Luz de Trento
Con ocasión del cuarto centenario de Murillo han visto la luz numerosos estudios y compendios, entre los que cabría citar, sin ánimo de ser exhaustivos: Murillo y las metáforas de la imagen de Benito Navarrete, Corpus Murillo de
Pablo Hereza, el volumen Murillo
fecit, obra de varios autores, La escuela de Murillo de Enrique Valdivieso, así como la reedición de La fortuna de Murillo, de García Felguera.

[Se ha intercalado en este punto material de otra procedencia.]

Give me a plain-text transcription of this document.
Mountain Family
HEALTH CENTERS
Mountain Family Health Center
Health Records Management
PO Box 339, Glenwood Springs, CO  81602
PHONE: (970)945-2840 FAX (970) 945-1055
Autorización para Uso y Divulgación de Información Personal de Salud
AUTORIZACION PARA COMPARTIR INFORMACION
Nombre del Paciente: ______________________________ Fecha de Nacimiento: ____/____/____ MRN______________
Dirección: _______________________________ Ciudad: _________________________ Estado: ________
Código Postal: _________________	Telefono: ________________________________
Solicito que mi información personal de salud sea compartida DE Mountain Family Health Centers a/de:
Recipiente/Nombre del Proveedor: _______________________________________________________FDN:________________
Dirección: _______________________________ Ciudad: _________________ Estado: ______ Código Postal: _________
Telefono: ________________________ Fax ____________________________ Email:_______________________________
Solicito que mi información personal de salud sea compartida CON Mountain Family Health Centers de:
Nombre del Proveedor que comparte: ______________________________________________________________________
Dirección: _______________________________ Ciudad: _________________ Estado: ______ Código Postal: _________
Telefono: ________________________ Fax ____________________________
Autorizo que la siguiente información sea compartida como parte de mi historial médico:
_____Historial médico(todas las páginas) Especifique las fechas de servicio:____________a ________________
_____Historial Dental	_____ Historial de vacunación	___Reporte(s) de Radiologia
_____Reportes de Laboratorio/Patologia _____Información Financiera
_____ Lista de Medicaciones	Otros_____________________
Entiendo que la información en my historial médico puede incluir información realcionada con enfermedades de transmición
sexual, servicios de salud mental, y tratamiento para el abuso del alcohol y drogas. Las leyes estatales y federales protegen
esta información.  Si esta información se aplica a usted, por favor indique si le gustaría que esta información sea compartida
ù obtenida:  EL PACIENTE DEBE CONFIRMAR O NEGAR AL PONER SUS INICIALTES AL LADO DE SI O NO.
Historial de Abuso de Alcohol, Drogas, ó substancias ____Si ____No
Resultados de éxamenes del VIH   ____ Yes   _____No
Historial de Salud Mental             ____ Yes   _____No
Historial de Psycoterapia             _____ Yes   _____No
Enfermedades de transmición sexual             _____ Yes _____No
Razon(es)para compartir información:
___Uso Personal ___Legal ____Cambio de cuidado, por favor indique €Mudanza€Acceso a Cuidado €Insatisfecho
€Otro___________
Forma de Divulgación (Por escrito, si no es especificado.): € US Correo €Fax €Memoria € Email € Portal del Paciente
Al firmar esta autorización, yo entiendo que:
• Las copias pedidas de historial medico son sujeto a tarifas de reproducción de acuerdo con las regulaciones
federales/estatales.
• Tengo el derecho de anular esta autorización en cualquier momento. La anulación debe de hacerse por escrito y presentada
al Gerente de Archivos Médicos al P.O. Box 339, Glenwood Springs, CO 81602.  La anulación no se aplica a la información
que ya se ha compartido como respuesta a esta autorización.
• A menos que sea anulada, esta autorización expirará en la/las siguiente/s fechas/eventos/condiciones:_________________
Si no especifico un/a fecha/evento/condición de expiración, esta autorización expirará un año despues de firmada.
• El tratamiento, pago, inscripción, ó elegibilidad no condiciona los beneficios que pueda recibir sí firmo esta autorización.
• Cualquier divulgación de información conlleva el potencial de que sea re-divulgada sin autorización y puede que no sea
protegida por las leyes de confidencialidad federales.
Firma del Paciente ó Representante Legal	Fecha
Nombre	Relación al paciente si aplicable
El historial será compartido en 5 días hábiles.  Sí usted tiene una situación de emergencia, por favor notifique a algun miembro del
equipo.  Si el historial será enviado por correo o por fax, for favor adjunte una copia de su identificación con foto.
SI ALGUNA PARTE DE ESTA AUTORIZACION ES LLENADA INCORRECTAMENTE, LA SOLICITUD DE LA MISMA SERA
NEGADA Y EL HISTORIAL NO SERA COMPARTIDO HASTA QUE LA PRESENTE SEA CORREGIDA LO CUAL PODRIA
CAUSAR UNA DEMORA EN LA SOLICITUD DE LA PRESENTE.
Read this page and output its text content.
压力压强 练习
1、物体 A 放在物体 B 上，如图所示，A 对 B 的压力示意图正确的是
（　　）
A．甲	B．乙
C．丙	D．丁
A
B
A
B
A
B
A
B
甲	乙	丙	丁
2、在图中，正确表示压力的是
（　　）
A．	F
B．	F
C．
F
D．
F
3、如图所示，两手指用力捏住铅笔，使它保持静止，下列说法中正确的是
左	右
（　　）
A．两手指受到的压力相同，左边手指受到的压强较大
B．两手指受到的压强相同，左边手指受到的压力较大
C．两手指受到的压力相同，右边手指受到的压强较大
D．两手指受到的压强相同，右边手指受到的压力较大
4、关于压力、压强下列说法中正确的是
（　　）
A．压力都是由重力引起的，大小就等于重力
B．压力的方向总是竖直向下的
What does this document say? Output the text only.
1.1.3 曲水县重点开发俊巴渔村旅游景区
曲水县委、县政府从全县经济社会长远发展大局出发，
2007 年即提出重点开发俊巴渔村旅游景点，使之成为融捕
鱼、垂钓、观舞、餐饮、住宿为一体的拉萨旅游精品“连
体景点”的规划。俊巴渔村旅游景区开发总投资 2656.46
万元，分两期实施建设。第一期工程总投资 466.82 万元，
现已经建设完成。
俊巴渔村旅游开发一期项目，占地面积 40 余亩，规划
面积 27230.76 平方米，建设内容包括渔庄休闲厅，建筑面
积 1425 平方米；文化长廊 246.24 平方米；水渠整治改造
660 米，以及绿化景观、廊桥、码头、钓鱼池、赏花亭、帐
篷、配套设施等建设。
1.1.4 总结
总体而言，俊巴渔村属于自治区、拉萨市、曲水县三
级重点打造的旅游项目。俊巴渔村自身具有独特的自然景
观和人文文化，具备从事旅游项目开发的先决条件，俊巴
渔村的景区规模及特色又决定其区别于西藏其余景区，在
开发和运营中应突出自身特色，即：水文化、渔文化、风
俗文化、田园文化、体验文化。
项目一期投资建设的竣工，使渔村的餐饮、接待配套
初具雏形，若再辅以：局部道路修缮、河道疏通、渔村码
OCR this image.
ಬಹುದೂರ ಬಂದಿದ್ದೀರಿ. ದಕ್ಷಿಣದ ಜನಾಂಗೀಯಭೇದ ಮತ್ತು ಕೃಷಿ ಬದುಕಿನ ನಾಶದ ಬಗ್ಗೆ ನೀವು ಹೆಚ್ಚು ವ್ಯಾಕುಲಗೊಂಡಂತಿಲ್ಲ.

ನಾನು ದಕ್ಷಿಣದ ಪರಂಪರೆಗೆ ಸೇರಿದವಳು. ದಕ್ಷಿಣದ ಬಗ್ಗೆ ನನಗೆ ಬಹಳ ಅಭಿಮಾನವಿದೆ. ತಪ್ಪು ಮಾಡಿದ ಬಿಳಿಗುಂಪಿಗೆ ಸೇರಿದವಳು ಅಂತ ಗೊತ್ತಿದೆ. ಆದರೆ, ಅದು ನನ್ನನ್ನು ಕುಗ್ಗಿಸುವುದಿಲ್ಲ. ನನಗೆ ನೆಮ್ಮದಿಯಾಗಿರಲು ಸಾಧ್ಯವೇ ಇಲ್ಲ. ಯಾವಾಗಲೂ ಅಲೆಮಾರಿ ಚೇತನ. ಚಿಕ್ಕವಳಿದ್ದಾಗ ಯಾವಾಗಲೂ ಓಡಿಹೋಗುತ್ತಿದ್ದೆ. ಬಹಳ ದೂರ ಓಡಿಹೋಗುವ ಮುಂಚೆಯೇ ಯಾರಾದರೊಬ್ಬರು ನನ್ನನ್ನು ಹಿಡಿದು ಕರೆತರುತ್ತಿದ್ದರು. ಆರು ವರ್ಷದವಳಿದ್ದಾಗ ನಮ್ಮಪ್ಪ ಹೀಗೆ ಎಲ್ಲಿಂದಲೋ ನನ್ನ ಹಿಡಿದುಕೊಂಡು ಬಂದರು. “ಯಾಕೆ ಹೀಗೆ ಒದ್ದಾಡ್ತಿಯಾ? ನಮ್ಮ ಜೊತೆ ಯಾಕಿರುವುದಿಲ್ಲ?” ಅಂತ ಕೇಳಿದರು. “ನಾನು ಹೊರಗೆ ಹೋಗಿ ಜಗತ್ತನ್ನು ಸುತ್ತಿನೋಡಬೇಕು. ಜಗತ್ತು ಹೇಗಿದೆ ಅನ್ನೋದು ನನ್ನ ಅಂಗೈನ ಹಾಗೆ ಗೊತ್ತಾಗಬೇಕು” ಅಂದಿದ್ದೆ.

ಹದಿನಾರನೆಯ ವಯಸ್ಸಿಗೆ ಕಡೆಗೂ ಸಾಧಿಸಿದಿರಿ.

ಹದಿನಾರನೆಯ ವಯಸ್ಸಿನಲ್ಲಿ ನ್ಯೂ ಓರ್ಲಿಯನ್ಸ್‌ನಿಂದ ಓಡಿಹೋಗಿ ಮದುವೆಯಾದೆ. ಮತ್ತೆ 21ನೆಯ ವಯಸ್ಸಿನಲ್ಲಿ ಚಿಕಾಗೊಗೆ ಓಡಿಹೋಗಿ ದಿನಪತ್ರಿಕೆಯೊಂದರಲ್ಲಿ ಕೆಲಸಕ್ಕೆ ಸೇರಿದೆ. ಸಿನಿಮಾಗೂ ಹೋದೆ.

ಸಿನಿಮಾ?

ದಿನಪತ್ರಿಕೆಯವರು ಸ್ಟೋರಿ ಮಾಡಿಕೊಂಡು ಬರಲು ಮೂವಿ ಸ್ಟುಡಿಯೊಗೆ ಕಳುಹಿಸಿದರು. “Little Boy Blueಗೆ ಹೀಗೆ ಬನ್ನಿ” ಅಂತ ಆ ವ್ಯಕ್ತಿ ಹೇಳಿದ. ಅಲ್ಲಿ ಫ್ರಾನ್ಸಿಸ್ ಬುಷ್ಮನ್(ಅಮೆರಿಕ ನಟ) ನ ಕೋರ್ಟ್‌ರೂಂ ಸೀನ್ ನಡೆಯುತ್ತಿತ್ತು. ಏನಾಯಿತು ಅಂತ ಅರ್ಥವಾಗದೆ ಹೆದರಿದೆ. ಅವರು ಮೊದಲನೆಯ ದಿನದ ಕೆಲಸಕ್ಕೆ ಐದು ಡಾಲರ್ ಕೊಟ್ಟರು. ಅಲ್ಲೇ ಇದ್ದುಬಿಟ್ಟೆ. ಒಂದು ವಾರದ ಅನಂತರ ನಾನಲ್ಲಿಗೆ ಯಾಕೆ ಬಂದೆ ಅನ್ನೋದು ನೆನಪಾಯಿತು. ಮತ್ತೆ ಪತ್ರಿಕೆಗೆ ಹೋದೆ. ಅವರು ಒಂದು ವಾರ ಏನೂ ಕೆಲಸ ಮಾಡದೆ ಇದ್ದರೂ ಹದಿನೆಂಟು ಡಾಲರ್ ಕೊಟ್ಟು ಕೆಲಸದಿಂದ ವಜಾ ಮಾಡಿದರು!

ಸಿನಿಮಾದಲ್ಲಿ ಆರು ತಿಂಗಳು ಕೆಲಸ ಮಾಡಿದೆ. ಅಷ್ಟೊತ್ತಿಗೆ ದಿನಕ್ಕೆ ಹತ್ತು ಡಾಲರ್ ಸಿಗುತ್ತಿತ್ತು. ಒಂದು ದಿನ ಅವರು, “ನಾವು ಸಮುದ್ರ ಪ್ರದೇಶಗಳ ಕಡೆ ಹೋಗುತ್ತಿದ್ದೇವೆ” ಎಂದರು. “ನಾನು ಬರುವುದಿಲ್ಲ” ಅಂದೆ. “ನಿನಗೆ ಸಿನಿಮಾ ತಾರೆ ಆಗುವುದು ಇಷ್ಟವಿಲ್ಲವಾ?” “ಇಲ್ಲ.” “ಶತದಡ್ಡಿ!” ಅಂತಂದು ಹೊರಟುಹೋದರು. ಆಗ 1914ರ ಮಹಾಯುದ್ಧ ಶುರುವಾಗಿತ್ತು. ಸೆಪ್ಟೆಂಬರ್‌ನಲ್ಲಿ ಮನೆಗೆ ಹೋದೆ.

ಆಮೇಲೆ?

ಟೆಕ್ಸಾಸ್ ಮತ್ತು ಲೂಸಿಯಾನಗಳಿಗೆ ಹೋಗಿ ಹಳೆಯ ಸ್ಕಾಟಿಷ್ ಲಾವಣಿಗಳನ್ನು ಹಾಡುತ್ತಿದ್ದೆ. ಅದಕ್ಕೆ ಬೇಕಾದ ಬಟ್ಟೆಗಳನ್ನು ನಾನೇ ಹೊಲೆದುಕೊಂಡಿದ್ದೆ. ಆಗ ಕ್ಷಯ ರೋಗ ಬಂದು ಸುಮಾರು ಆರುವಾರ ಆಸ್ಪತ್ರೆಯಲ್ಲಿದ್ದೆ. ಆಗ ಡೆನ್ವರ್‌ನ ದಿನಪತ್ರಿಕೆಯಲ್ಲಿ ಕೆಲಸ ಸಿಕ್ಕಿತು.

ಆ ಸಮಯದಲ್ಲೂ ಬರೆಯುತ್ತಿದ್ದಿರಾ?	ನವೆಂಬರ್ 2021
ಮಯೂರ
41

A dicha progenie viene a añadirse este Murillo en la Catedral de Sevilla, firmado por los profesores Juan Miguel González Gómez y Jesús Rojas-Marcos González, donde se pretende fijar no sólo la actual vinculación del templo con las obras del pintor, sino también la azarosa relación histórica que, de un modo u otro, han guardado ambos desde mediados del XVII.
En este sentido, conviene recordar que fue el arcediano de la Catedral quien en 1655 pide permiso al cabildo para colgar a su costa dos obras de Murillo –el San Isidoro y el San Leandro, hoy en la Sacristía Mayor–. A partir de ahí, y siempre siguiendo a Angulo Íñiguez, vendría su aparatoso y soberbio San Antonio de Padua, destinado a presidir el baptisterio, así como El Ángel de la Guarda o los extraordinarios tondos en madera de la Sala Capitular. Queda clara, en cualquier caso, la naturaleza religiosa, trentina, de gran parte de la pintura murillesca, y su estrecha vinculación con la Sevilla crepuscular, azotada por la peste, que conoció
Murillo. Una pintura, por ello mismo, compasiva y humanísima, muy lejos de la compunción y el vértigo de Valdés Leal, y en la que es fácil señalar su estrecha relación con la literatura del siglo anterior. Concretamente, con el Lázaro de Tormes que alumbra y destaca, sobre la oscuridad de su época, la af ligida existencia del pícaro. Con lo cual, si Murillo fue “luz de Trento”, no quiso ser ni “martillo de herejes” ni “espada de Roma”. La sobrecogedora cordialidad de Murillo, aquella que lo condenaría al olvido, viene movida por la compasión, no por la culpa y el arrepentimiento.